Personal information
- Nationality: Japanese
- Born: 17 September 1998 (age 27) Narita, Chiba
- Height: 153 cm (5 ft 0 in)
- Weight: 50 kg (110 lb)

Boxing career
- Weight class: Flyweight

Medal record
Women's amateur boxing
Representing Japan
Olympic Games
| Bronze medal – third place | 2020 Tokyo | Flyweight |
World Championships
| Bronze medal – third place | 2018 New Delhi | Flyweight |
Asian Championships
| Silver medal – second place | 2022 Amman | Light flyweight |

= Tsukimi Namiki =

Japanese boxer (born 1998)

Tsukimi Namiki (並木 月海. Namiki Tsukimi) is a Japanese amateur boxer.

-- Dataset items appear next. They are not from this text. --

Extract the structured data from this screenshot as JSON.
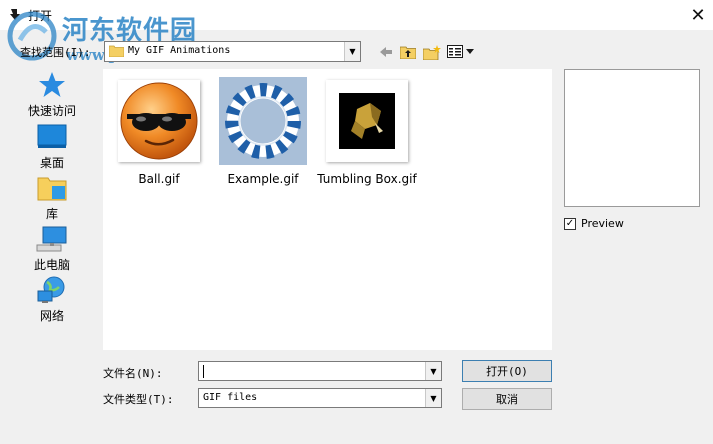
{
  "window": {
    "title": "打开",
    "close_glyph": "✕"
  },
  "watermark": {
    "title": "河东软件园",
    "url": "www.pc0359.cn"
  },
  "lookin": {
    "label": "查找范围(I):",
    "value": "My GIF Animations",
    "folder_icon": "folder-icon"
  },
  "places": [
    {
      "label": "快速访问",
      "icon": "star-icon"
    },
    {
      "label": "桌面",
      "icon": "desktop-icon"
    },
    {
      "label": "库",
      "icon": "library-icon"
    },
    {
      "label": "此电脑",
      "icon": "computer-icon"
    },
    {
      "label": "网络",
      "icon": "network-icon"
    }
  ],
  "files": [
    {
      "name": "Ball.gif",
      "icon": "sunglasses-smiley-thumbnail",
      "selected": false
    },
    {
      "name": "Example.gif",
      "icon": "striped-ring-thumbnail",
      "selected": true
    },
    {
      "name": "Tumbling Box.gif",
      "icon": "tumbling-box-thumbnail",
      "selected": false
    }
  ],
  "preview": {
    "label": "Preview",
    "checked": true,
    "check_glyph": "✓"
  },
  "filename": {
    "label": "文件名(N):",
    "value": ""
  },
  "filetype": {
    "label": "文件类型(T):",
    "value": "GIF files"
  },
  "buttons": {
    "open": "打开(O)",
    "cancel": "取消"
  },
  "colors": {
    "selection": "#a9bfd8",
    "watermark": "#2b84c6",
    "accent_border": "#3c7fb1"
  }
}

She won the bronze medal in the women's flyweight event at the 2020 Summer Olympics.

== Career ==
She began boxing in 2013. In 2015, she competed at the Balkan Women’s Youth Tournament, winning a gold medal, 2018 Republic of Kazakhstan President’s Cup, winning a gold medal, and 2018 AIBA Women’s World Boxing Championships, winning a bronze medal.

She advanced through the Asia and Oceania tournament to qualify for the 2020 Summer Olympics.